Sensings conclusions only seem reactionary when taken out of the context of his thinking, which I find not only logical but compelling. Someone somewhere said I sounded like this guy, but I had not much read his blog. I'm finding quite a bit to like, especially this about Jesus.
Back to Marriage. I had started somewhere down the road about Marriage gaining its specialness inherent in the notion of the committment required of couples in full anticipation of rearing children, but stopped short of prohibitions against same sex couple raising kids. (emphasis added)
The central proposition to the institution of marriage which makes it more than just a relationship is its aspect of permanent commitment the basis of which is central to family. This is the essence of what is sacred and critical of Marriage, without which it is nothing more than a formal acknowledge of a relationship between people. So it is not religion that makes marriage sacred though we refer to it as Holy Matrimony, rather it is the transcendent aspect of love embodied in the ideals of Marriage that gives religion appropriates as a sacrament. That is why Marriage is universal and religious rites center on its transcendant aspects the most important of which are permanence and fidelity.

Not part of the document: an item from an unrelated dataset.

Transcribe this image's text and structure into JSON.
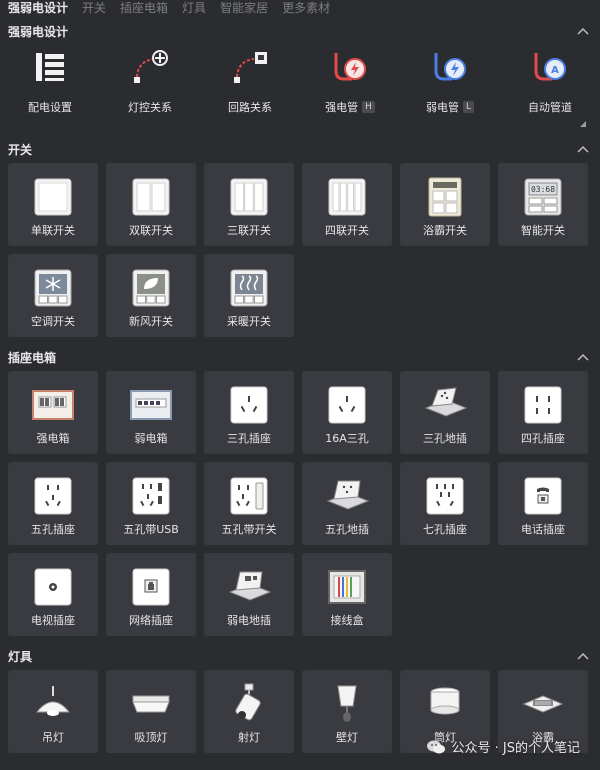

When I say 'central to family' I mean it in the context of the understanding that the Wedding Vow althought it denotes the love between two, connotes the role of parents. DINKs are Marriage Lite. Voluntarily sterile DINKs are life partners for sure, but that's not what we mean by marriage. If it were nothing more than a blessing on a 'significant relationship' then we'd respect the host of the Dating Game (or any of its variants) as much as ministers who marry.
Sensing, dispatches with love rather quickly, and I think he does so to his credit. When reviewing my writing, I see that I'm trying to accomodate the loving aspect of both Matrimony and Civil Unions, and that is what puts them on a more or less equivalent basis. But I know that it's true that it is the commitment to raising children that makes Marriage special even though it's not explicitly emphasized in the Rite of Holy Matrimony.
I've also accomodated the need for the state to have an interest in social stability, but does that really matter when it comes to domestic partnerships that don't involve children? Not much relatively speaking.
So on the whole, in light of Sensing's clarity, I think I've put a bit too much emphasis on the romantic aspects of Marriage, which I think makes me rather typical. I stand corrected.